Medical therapy is indicated in patients with malignant insulinomas and in those who will not or cannot undergo surgery. These measures are designed to prevent hypoglycemia and, in patients with malignant tumors, to reduce the tumor burden. In malignant insulinomas, dietary therapy with frequent oral feedings or enteral feedings may control mild symptoms of hypoglycemia. A trial of glucagon may be attempted to control hypoglycemia.
  • Diazoxide is related to the thiazide diuretics and reduces insulin secretion. Adverse effects include sodium retention, a tendency to congestive cardiac failure, and hirsutism.
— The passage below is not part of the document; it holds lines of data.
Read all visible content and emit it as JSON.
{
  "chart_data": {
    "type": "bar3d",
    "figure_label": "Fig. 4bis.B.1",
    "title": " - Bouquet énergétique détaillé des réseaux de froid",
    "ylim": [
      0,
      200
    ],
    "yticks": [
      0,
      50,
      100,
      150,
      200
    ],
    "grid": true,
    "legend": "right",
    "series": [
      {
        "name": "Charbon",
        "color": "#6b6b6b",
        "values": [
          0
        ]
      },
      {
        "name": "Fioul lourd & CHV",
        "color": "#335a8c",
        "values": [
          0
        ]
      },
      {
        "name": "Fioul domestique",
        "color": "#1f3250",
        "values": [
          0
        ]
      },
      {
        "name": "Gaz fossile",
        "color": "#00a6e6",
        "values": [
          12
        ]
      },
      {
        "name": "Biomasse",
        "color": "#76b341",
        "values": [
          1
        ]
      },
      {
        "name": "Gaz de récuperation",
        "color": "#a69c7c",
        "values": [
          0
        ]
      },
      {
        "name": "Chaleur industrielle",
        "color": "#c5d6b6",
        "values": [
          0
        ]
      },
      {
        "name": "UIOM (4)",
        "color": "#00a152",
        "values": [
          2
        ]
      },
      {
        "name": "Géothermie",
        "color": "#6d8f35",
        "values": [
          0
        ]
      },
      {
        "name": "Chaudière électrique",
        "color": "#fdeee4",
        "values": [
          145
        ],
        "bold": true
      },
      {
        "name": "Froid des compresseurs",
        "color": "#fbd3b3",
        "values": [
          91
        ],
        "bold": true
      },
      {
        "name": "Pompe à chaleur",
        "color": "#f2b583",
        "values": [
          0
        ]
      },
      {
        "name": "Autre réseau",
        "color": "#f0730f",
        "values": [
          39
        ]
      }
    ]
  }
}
  • Prescribe hydrochlorothiazide to counteract the edema and hyperkalemia secondary to diazoxide and to potentate its hyperglycemic effect.
  • Of patients with insulinoma, 50% may benefit from the somatostatin analogue octreotide to prevent hypoglycemia.22
    • The effect of the therapy depends on the presence of somatostatin receptor subtype 2 on insulinoma tumor cells.
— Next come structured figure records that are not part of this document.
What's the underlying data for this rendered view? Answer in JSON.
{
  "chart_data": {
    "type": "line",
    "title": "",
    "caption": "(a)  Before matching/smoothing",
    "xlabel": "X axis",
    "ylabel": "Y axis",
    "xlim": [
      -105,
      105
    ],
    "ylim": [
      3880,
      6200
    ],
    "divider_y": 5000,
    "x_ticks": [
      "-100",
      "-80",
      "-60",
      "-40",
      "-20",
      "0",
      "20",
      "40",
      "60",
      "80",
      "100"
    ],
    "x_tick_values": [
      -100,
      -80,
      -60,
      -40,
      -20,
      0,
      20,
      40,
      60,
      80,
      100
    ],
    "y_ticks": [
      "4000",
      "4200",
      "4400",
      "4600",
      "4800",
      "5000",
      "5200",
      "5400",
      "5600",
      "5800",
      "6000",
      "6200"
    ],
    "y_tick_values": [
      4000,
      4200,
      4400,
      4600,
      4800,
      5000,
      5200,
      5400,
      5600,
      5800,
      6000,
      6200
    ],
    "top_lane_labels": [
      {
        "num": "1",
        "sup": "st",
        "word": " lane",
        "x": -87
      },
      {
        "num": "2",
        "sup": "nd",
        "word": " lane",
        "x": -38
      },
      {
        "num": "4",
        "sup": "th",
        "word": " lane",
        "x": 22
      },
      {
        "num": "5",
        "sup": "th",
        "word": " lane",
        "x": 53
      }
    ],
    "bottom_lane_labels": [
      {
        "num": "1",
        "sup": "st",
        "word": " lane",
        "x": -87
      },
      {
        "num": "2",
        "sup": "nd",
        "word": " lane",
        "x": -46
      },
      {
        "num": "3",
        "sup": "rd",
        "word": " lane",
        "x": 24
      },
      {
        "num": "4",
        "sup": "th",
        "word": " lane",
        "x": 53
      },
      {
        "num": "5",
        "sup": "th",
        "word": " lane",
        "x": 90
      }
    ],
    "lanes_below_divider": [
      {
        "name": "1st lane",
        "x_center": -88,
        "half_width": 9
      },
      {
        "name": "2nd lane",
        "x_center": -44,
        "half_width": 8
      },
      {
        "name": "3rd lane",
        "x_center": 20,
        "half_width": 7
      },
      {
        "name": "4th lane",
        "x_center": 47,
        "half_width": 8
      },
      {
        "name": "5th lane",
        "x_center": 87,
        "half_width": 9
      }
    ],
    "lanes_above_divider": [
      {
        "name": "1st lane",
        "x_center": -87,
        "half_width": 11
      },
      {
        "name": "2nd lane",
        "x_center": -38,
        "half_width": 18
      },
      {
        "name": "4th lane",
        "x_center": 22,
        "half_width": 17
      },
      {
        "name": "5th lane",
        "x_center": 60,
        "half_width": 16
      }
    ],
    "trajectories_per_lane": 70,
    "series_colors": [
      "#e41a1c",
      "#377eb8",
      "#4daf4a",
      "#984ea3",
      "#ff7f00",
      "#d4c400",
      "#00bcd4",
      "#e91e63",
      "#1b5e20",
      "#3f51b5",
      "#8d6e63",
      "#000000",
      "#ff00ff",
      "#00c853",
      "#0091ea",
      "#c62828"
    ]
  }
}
    • As studies have shown, an OctreoScan is not a prerequisite before starting octreotide treatment. In patients with insulinoma and a negative scan finding, somatostatin decreased insulin levels significantly and lowered the incidence of hypoglycemic events.
  • CT-guided radiofrequency ablation has been used successfully to treat insulinoma in an elderly patient whose hypoglycemia that was refractory to diazoxide, and who was not a candidate for surgery because of comorbidities and poor physical condition.